Defendants argue that plaintiff's continued possession of the motorhome was inconsistent with the sellers' ownership and evidenced a new acceptance of the motorhome as a matter of law. Section 2310 of the Magnuson-Moss Warranty Act makes "damages and other legal and equitable relief" available for failure to comply with any obligation under a written or implied warranty. 15 U.S.C. § 2310(d)(1). In enacting the Magnuson-Moss Warranty Act, Congress did not intend to nullify the Uniform Commercial Code regarding warranties and remedies. See Walsh v. Ford Motor Co., 627 F.Supp 1519, 1524 (D.D.C. 1986). Both parties rely on the UCC in their arguments. Accordingly, we look to the UCC to determine if the court erred in denying defendants' motion.

ORS 72.6080 provides for revocation of acceptance if a breach of warranty substantially impairs the value of a good. However, a reacceptance may occur if the buyer does any act inconsistent with the seller's ownership. ORS 72.6060(1)(c). A buyer who revokes acceptance may retain the property to protect his interest, pending reimbursement, and may use the collateral for the purposes of preserving it during that time, so long as that use is not inconsistent with the seller's ownership. Wadsworth Plumbing v. Tollycraft Corp., 277 Or. 433, 437, 560 P.2d 1080 (1977).

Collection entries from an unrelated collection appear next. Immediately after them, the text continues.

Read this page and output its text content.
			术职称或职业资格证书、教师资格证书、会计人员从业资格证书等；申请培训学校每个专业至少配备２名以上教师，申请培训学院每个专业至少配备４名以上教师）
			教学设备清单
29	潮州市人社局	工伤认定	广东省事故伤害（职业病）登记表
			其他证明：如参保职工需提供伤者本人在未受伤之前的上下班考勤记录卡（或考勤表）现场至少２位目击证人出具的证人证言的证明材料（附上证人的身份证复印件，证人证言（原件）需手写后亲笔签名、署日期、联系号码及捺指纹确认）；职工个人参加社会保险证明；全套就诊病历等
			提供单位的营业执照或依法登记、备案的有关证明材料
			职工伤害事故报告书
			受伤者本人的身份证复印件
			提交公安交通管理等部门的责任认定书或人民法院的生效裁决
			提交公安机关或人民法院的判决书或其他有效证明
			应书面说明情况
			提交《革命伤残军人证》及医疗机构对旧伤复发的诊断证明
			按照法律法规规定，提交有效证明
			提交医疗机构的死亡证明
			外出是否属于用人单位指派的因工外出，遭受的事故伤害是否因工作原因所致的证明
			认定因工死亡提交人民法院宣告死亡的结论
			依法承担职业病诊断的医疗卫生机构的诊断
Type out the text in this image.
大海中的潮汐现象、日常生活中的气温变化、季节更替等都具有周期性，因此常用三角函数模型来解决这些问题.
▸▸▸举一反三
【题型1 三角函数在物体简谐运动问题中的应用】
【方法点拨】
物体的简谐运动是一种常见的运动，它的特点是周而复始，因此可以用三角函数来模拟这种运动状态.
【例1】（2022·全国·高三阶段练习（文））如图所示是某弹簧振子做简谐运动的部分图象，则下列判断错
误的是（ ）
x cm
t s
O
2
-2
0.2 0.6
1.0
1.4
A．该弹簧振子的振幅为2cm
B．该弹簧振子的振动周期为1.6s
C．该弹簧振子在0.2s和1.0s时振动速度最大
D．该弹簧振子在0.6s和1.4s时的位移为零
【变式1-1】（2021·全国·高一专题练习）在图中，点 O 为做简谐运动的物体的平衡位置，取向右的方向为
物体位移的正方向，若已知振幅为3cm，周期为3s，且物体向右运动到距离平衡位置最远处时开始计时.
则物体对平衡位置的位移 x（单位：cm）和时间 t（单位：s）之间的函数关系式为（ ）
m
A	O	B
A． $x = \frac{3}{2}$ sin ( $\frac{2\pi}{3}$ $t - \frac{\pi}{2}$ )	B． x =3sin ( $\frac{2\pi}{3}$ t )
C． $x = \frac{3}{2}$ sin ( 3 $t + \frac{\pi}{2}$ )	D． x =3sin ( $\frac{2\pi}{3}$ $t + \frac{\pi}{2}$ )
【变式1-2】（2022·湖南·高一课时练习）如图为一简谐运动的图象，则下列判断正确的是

Plaintiff's representative testified that he stored the motorhome during the pendency of the action. On cross-examination, he admitted that he may have used the motorhome to transport his daughter to a hospital in Portland. In Wadsworth Plumbing v. Tollycraft Corp., supra, the court held that the continuing use of a fishing boat up to the time of trial indicated that the plaintiff did not retain it for the purpose of preserving it. In Jorgensen v. Pressnall, 274 Or. 285, 292, 545 P.2d 1382 (1976), the court held that, although the plaintiffs continued to occupy a mobile home, that occupancy was not inconsistent with the seller's ownership when their alternative was to find covered storage, which would have been expensive. This case does not involve a continuing use, but an isolated instance of use. An isolated instance of use is not necessarily an act that is inconsistent with the seller's ownership when the law permits the buyer to retain possession. We decline to hold that the trip to Portland constituted an act of "reacceptance" as a matter of law. The *1269 trial court did not err in denying defendants' motion.

Affirmed.

NOTES

[1] Defendants' other assignments of error lack merit.

[2] The record contains numerous invoices for repair of the motorhome's roof, air conditioner, generator and interior. Plaintiff relies on a leaky roof as the vehicle's continuing defect.

[3] Although both parties use the term "rescission," the remedy sought by plaintiff is more properly described as "cancellation" resulting from a revocation of acceptance under the UCC. ORS 72.6080; ORS 72.7110; see McGinnis v. Wentworth Chevrolet Co., 295 Or. 494, 497 n. 4, 668 P.2d 365 (1983).